Crude oil has already jumped $45 per barrel from this time a year ago. Come 20 April, anniversary of it going below zero as Covid crushed demand worldwide, that will jump towards $100...
...beating even the year-on-year $80 surge of summer 2008 preceding the wipeout phase of the global financial crisis.
Back at Bloomberg though, there's more.
"Not only has gold performed poorly," that column goes on, "the Dollar is still dominant."
This last laugh-in-the-face-of-straw-men-goldbugs is debatable to say the least.
Sure, the US Dollar is still the world's No.1 currency for trade, investment and foreign reserves. Sure, the single-currency Euro and much less the Chinese Yuan stand ready to take over as the source of global debt and therefore liquidity any time soon.
But that word "still" is doing a lot of heavy lifting.
End-2020 in fact saw the US Dollar's share in currency reserves among central banks worldwide drop to 59%...
...its lowest level since 1995...
...and down from the high of 73% seen in 2001.
That brief 6-year surge coincided with Bill Clinton's White House pushing the US Treasury into a budget surplus for the first time since 1969.
But the last 20 years then saw the US run non-stop and ever larger budget deficits, spending more than it collects in tax and funding the rest by borrowing from the bond market...
...including foreign central banks and investors...
...and of course from the United States' own central bank as well.
Over the last decade meantime, the proportion of US federal debt financed by non-US bondholders has fallen from one-third to one-quarter...
...the lowest proportion since summer 2007, eve of the global financial crisis.
The US Federal Reserve in contrast now holds 18.5% of that debt...
...the largest proportion ever.
None of this is to dispute the point that a lot of goldbug stuff you might find on the web is dreadful, misleading at best and dangerous to your money if not.
Nor does spotting or guarding against a possible currency crisis make it any easier to take profits in gold...and switch into bombed-out business assets at rock-bottom prices...when a crisis really does hit.

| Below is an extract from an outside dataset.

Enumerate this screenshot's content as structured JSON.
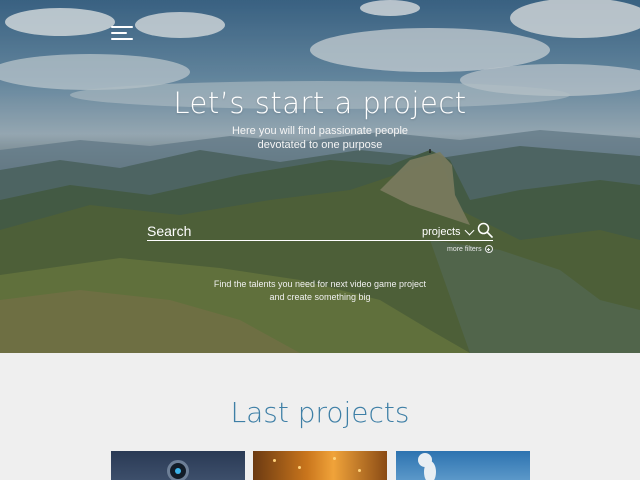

But the jury is still out on the US Dollar's dominance and stability, just as it is on Washington's ability to borrow and spend via central-bank QE without limit in either time or scale.
Put another way, "How did you go bankrupt?" as one drunk asks another in Ernest Hemingway's The Sun Also Rises.
"Two ways," comes the reply. "Gradually, then suddenly."
For those of us trying to get sober, the Goldbug Macro so abused by Bloomberg is only one school of thought for holding a little bullion alongside everything else storing your savings.
Most needful, barely remembered, but probably most urgent right now?
Gold's repeated longer-term gains when the stock market slumps and keeps slumping.
Not that anyone does or need care about that. Right?